This is not merely an aesthetic problem—it is a 36-month financial time bomb. Shadow vacancy represents a pipeline of future contractual vacancy. As these leases expire over the next three years, tenants will right-size to their actual utilization, and many will not renew at current square footage levels. The CBD’s contractual vacancy rate of ~33–34% is therefore a lagging indicator: the true demand picture, measured by physical occupancy, suggests that the equilibrium vacancy rate—once all current leases have cycled through renewal—could settle materially higher. This dynamic also depresses the street-level retail and restaurant ecosystem that depends on daytime foot traffic: a building that is 70% leased but only 35% occupied generates roughly half the lunch-hour spending of a fully utilized building. The Cushman & Wakefield team believes a “majority of tenants have already downsized or rightsized,” but that assessment applies to the metro’s trophy product—not specifically to the CBD’s aging commodity towers, where the right-sizing wave is still building.
B. Flight to Quality
The DFW market’s flight to quality is extreme. Class A trophy buildings in Uptown, the Design District, and Far North Dallas are competing for a shrinking pool of creditworthy tenants—and winning. Asking rents in these submarkets have reached $32.94/sf on average, while commodity Class A and Class B space in the CBD is losing tenants at an accelerating rate. The result is a two-tier market: the top third of buildings are essentially full; the bottom third are zombies.

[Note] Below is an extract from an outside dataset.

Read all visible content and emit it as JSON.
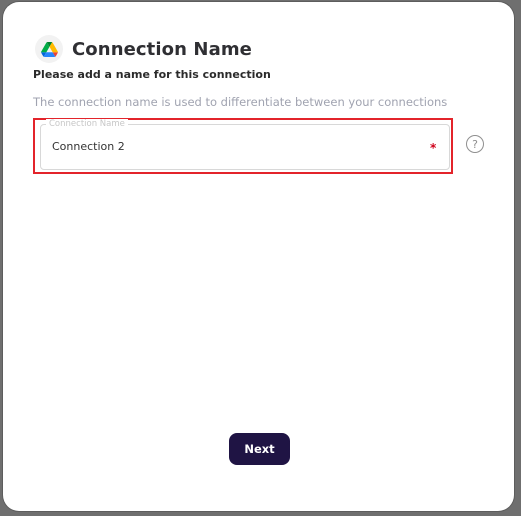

Dallas’s 15 tallest towers, all located downtown, were built between 1954 and 1987. As Cushman & Wakefield’s Andrew Matheny observed: “It’s already starting to tighten to the point that if you’re a tenant looking for 50,000 square feet-plus in Uptown, you don’t really have that many options.” The prediction is that as trophy space fills, tenants will migrate down the quality spectrum—but that trickle-down hasn’t reached the CBD’s 1980s-era commodity product.
C. The Zombie Building Phenomenon
The National’s foreclosure is the marquee example, but it is not unique. A growing number of downtown high-rises are functionally insolvent—their market values have declined below their outstanding debt, and their cash flows cannot fund the tenant improvements needed to compete. In the current rate environment (with the cost of capital far exceeding cap rates on distressed CBD office), these buildings cannot refinance, cannot attract equity, and often cannot sell. They are, in financial terms, zombies—alive on paper, dead in practice.
Texas’ biggest loans headed to foreclosure in February 2026 totaled more than $800 million in troubled commercial property debt, with The National’s approximately $230 million Starwood loan the largest in Dallas.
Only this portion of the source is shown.